|
Hendardi Salut Kinerja Polisi Tahan Muchdi |
|
Muchdi PR mantan petinggi Badan Intelijen Negara (BIN) akhirnya ditahan Mabes Polri dengan pasal pembunuhan berencana. Direktur Setara Institute Hendari pun memberi acungan jempol menilai kinerja korps baju coklat itu.
"Polisi menepati janjinya, ini patut diapresiasi," ujar Hendardi saat dihubungi okezone, Jumat (20/6/2008).
Menurutnya majunya langkah pengungkapan kasus pembunuhan Munir, tak terlepas dari peran Kabareskrim Mabes Polri Komjen Pol Bambang Hendarso Danuri yang memimpin pengungkapan kasus Munir.
"Kasus Munir itu cukup kompleks dan tidak mudah dipecahkan, tapi Bambang berhasil menunjukan langkah positif dan memiliki arah yang jelas," puji Hendardi.
Namun demikian Hendardi berharap, pengungkapan kasus Munir, tidak berhenti dengan menetapkan Muchdi PR sebagai tersangka.
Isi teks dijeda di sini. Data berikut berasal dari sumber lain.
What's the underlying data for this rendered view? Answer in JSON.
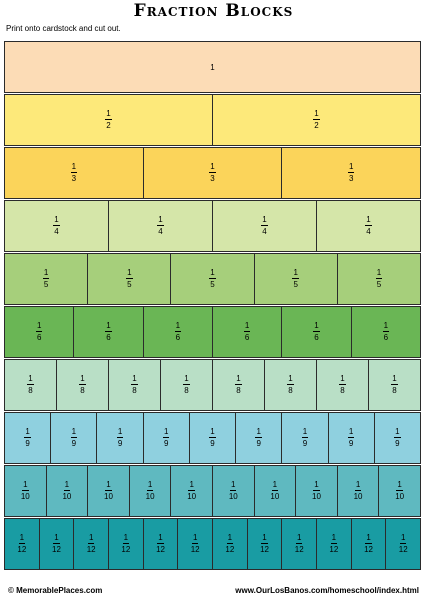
{
  "title": "Fraction Blocks",
  "subtitle": "Print onto cardstock and cut out.",
  "rows": [
    {
      "denominator": 1,
      "label": "1",
      "color": "#fcdcb6"
    },
    {
      "denominator": 2,
      "label": "2",
      "color": "#fde97a"
    },
    {
      "denominator": 3,
      "label": "3",
      "color": "#fbd45a"
    },
    {
      "denominator": 4,
      "label": "4",
      "color": "#d5e6a9"
    },
    {
      "denominator": 5,
      "label": "5",
      "color": "#a6cf7b"
    },
    {
      "denominator": 6,
      "label": "6",
      "color": "#6ab655"
    },
    {
      "denominator": 8,
      "label": "8",
      "color": "#b9dfc6"
    },
    {
      "denominator": 9,
      "label": "9",
      "color": "#8fd0df"
    },
    {
      "denominator": 10,
      "label": "10",
      "color": "#5fb9c0"
    },
    {
      "denominator": 12,
      "label": "12",
      "color": "#199ca3"
    }
  ],
  "numerator": "1",
  "footer": {
    "left": "© MemorablePlaces.com",
    "right": "www.OurLosBanos.com/homeschool/index.html"
  }
}
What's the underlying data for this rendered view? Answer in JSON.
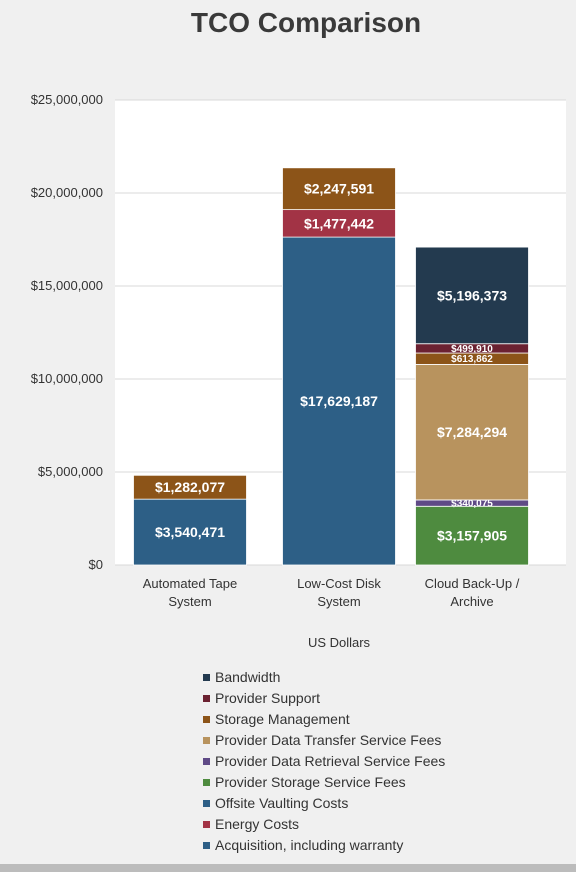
{
  "chart_data": {
    "type": "bar",
    "stacked": true,
    "title": "TCO Comparison",
    "xlabel": "US Dollars",
    "ylabel": "",
    "ylim": [
      0,
      25000000
    ],
    "yticks": [
      0,
      5000000,
      10000000,
      15000000,
      20000000,
      25000000
    ],
    "ytick_labels": [
      "$0",
      "$5,000,000",
      "$10,000,000",
      "$15,000,000",
      "$20,000,000",
      "$25,000,000"
    ],
    "grid": true,
    "legend_position": "bottom",
    "categories": [
      [
        "Automated Tape",
        "System"
      ],
      [
        "Low-Cost Disk",
        "System"
      ],
      [
        "Cloud Back-Up /",
        "Archive"
      ]
    ],
    "series": [
      {
        "name": "Acquisition, including warranty",
        "color": "#2d5f86",
        "values": [
          3540471,
          17629187,
          0
        ],
        "labels": [
          "$3,540,471",
          "$17,629,187",
          ""
        ]
      },
      {
        "name": "Energy Costs",
        "color": "#a23345",
        "values": [
          0,
          1477442,
          0
        ],
        "labels": [
          "",
          "$1,477,442",
          ""
        ]
      },
      {
        "name": "Offsite Vaulting Costs",
        "color": "#2d5f86",
        "values": [
          0,
          0,
          0
        ],
        "labels": [
          "",
          "",
          ""
        ]
      },
      {
        "name": "Provider Storage Service Fees",
        "color": "#4e8b3f",
        "values": [
          0,
          0,
          3157905
        ],
        "labels": [
          "",
          "",
          "$3,157,905"
        ]
      },
      {
        "name": "Provider Data Retrieval Service Fees",
        "color": "#5f4a86",
        "values": [
          0,
          0,
          340075
        ],
        "labels": [
          "",
          "",
          "$340,075"
        ]
      },
      {
        "name": "Provider Data Transfer Service Fees",
        "color": "#b8935e",
        "values": [
          0,
          0,
          7284294
        ],
        "labels": [
          "",
          "",
          "$7,284,294"
        ]
      },
      {
        "name": "Storage Management",
        "color": "#8c5418",
        "values": [
          1282077,
          2247591,
          613862
        ],
        "labels": [
          "$1,282,077",
          "$2,247,591",
          "$613,862"
        ]
      },
      {
        "name": "Provider Support",
        "color": "#6b2131",
        "values": [
          0,
          0,
          499910
        ],
        "labels": [
          "",
          "",
          "$499,910"
        ]
      },
      {
        "name": "Bandwidth",
        "color": "#233a4f",
        "values": [
          0,
          0,
          5196373
        ],
        "labels": [
          "",
          "",
          "$5,196,373"
        ]
      }
    ],
    "legend_order": [
      "Bandwidth",
      "Provider Support",
      "Storage Management",
      "Provider Data Transfer Service Fees",
      "Provider Data Retrieval Service Fees",
      "Provider Storage Service Fees",
      "Offsite Vaulting Costs",
      "Energy Costs",
      "Acquisition, including warranty"
    ],
    "colors": {
      "plot_background": "#ffffff",
      "page_background": "#f0f0f0",
      "gridline": "#d9d9d9"
    }
  }
}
Menurutnya tak tertutup kemungkinan, ada aktor penting lain yang ikut merancang pembunuhan koordinator Kontras itu.
"Pembunuhan Munir itu konspiratif, kami harap tidak sampai berhenti di sini saja," ujarnya.
Hendari menambahkan, penahanan Muchdi merupakan momentum yang tepat untuk mengkoreksi peran BIN selama ini yang dinilai seolah memposisikan warga negara sebagai musuh negara sehingga harus di mata-matai.
"Ini bisa jadi bahan koreksi sehausnya intelijen bertugas menjaga keamanan dari pihak asing bukan mematai rakyat sendiri seperti musuh," pungkasnya.